Chris O'Shea, London, UK
I feel genuinely sorry for the youth of today in this country. On the one hand we bemoan their sedentary lifestyles in front of video games and computers, then on the other when they discover a fun energetic diversion we ban it in all schools and public institutions. Heelys look like good innocent fun to me I'm 30 but I'd love to give them a go.
Will B, London, UK
These kids are so behind the times, I've had my Heeleys for years!
Sionell, Wolverhampton, UK
How long before we get Heely lanes to follow bus and cyle lanes? Aadditionally, since all bikes now have to have bells by law will do Heelys?
Nigel Collin , London
I must be getting old- this is the first I've heard of them... if it was April 1st I'd presume it was a joke.
These were available in supermarkets in France, years ago. There's certainly nothing innovative about them and are sure to be short-lived fad like so many.
I must be getting old to have not heard about these till now but they seem like a great idea! The bemoaners will always be against kids having fun but they have got to be a lot safer for everyone than those stupid mini moto's!!
James Shadwell, Trowbridge, Wiltshire
My son bought Heelys in America back in April. Despite several efforts he has only managed to break his arm once! He's a whizz with a shopping trolley - I wish I had some!
Janette Sear, Leighton Buzzard, England
We lived in Singapore for three years and these were all the rage then, however very quickly the malls and school banned them as they were very very dangerous. Out of control kids were collidiing with passers by and many accidents resulted in the kids falling over and breaking limbs not to mention the damage to their fragile growing ankle joints. A nightmare, ban them before it too late.

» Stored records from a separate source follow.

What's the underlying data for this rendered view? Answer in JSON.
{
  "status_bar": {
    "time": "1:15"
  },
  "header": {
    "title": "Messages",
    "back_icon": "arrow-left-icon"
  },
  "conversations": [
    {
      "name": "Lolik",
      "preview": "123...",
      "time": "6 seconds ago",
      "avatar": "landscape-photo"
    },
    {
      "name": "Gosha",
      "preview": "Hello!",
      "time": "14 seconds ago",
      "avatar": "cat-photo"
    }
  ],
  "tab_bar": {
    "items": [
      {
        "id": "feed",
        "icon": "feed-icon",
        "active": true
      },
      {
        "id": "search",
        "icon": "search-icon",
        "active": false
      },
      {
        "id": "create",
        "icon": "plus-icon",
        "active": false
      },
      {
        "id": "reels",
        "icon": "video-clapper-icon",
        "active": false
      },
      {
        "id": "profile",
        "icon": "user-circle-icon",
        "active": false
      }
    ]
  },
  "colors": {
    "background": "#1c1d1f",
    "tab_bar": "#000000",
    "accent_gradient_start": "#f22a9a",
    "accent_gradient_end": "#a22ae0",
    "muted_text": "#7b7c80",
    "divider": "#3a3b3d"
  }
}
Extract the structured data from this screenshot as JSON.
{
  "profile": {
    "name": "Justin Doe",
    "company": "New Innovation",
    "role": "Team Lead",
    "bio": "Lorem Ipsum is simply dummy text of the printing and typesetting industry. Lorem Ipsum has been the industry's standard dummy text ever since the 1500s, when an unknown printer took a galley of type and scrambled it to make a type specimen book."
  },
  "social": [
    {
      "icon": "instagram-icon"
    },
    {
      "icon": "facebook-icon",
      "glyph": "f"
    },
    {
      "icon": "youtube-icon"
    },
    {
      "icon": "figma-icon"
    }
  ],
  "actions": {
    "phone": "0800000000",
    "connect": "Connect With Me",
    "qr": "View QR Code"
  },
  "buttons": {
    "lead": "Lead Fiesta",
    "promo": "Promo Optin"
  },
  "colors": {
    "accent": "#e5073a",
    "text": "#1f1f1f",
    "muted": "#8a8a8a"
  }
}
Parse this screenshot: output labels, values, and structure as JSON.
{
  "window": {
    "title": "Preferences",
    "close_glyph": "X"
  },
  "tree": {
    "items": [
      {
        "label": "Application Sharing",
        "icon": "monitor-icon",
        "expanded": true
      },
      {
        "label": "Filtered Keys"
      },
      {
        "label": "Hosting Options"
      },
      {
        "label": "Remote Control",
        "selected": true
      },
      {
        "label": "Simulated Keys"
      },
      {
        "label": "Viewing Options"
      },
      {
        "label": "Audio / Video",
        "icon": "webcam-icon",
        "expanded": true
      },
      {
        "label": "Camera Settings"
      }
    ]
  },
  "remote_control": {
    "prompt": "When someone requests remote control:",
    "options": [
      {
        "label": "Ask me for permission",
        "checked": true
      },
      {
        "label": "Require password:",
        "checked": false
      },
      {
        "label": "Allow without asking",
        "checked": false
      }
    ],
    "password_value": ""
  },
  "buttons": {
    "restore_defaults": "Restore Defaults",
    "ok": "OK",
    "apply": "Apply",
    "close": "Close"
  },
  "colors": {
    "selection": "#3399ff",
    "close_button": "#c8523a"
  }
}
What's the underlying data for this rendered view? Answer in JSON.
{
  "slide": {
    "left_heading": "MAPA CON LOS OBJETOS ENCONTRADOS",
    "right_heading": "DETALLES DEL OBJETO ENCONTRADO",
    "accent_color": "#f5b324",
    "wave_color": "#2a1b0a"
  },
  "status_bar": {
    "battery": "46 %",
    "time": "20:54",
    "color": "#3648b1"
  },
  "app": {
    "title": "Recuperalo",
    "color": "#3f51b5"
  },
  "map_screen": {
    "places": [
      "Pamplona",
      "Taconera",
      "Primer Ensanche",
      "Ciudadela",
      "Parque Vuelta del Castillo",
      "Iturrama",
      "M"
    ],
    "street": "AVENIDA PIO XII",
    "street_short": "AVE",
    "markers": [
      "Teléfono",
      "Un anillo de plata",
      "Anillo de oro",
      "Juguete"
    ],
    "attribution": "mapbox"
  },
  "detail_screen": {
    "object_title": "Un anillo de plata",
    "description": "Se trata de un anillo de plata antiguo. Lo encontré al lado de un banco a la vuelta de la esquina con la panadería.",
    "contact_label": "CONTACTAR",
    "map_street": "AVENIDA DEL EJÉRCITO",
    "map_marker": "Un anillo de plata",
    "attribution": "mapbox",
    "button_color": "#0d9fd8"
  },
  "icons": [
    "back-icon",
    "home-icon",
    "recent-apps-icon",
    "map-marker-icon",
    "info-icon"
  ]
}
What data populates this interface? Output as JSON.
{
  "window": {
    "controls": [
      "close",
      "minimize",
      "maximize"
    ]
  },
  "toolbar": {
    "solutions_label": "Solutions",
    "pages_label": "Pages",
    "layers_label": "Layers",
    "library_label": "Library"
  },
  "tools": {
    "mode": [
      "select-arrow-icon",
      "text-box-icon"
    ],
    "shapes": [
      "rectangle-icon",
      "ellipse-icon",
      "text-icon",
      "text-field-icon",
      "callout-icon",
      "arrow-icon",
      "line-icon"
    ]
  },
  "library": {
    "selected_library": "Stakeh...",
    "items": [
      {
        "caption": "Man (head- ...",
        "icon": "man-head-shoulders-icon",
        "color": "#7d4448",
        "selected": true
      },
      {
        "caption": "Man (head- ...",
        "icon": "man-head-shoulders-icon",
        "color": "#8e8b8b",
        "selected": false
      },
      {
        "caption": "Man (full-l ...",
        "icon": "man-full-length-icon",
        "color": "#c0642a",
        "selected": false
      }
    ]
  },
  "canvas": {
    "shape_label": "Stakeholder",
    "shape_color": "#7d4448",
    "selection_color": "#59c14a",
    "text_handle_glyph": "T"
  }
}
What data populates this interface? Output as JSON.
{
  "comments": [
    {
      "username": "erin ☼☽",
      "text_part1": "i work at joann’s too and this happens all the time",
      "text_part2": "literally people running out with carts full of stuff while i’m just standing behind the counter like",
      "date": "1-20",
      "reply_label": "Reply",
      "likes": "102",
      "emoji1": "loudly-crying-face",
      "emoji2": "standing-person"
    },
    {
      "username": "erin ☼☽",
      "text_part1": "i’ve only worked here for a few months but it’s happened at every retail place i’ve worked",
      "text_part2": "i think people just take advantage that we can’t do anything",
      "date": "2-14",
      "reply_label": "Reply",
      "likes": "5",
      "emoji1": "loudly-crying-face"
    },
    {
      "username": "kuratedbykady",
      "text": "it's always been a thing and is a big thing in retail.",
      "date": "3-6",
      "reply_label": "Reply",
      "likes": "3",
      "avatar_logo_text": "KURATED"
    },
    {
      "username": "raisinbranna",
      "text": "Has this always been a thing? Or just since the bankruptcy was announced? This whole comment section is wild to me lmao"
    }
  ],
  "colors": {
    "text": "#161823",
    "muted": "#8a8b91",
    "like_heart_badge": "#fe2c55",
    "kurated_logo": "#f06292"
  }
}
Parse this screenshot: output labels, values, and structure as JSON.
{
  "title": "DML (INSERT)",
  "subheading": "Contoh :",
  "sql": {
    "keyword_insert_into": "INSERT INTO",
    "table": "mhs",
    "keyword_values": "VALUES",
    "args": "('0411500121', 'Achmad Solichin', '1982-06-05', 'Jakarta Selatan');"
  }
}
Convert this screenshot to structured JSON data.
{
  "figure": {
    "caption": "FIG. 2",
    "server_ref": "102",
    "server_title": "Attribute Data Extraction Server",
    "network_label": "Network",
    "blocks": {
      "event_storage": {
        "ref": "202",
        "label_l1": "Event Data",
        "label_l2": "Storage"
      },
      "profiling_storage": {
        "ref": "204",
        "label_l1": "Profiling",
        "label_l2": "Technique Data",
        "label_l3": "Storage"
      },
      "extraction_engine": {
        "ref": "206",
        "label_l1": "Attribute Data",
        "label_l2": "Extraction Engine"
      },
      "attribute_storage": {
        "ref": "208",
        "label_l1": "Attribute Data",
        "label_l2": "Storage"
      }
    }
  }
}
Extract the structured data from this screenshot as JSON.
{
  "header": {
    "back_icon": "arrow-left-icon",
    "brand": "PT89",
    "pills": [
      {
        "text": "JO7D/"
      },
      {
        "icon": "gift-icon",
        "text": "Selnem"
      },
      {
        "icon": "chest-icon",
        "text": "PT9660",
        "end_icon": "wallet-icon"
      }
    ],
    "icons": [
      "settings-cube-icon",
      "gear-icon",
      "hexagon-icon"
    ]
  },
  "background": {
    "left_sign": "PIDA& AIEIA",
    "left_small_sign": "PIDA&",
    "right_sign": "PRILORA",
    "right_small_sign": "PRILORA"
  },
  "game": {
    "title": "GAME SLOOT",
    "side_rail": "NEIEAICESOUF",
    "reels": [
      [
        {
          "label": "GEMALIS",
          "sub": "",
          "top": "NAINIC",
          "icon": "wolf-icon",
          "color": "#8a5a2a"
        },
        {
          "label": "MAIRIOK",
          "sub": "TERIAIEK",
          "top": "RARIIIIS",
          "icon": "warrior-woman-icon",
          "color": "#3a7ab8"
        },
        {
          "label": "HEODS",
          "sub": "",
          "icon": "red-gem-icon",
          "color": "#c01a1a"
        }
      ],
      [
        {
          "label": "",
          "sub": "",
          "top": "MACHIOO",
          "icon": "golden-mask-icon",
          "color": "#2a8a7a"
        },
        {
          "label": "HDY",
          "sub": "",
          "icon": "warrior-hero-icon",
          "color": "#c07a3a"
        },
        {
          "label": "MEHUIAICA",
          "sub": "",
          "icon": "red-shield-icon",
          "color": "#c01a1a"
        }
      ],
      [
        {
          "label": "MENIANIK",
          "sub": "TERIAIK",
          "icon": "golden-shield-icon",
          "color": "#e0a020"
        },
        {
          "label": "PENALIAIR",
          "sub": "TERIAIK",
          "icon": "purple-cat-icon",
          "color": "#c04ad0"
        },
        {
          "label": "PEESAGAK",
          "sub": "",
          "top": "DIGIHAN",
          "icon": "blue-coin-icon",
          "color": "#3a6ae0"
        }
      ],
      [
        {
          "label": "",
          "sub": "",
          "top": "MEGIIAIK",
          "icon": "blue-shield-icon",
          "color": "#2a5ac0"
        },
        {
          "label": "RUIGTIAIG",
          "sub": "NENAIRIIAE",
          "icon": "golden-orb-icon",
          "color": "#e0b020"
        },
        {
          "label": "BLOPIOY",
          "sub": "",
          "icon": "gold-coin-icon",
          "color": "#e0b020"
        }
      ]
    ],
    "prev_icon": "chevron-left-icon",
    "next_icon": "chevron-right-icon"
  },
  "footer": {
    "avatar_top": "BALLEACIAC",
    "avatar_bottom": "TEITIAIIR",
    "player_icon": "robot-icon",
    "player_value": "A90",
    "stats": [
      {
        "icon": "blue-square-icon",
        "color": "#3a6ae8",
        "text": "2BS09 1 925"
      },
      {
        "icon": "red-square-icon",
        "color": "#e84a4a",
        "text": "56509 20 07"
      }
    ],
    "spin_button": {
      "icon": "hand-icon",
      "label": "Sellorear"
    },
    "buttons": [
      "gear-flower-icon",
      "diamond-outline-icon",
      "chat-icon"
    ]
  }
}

Genius. Why didn't we have these when i was at school?
My two boys, aged 9 & 17 have had Heelys for over two months now, and they think they are the best thing since sliced bread. I do understand the concerns raised, but I do feel that a lot of these concerns are misplaced. We could fall and hurt ourselves anywhere and at any time, the secret is about good and realistic Risk Assesment. Lets not stop doing things, BECAUSE something might happen. There is 9 people every day killed on UK roads. How many people have been killed on Heelys?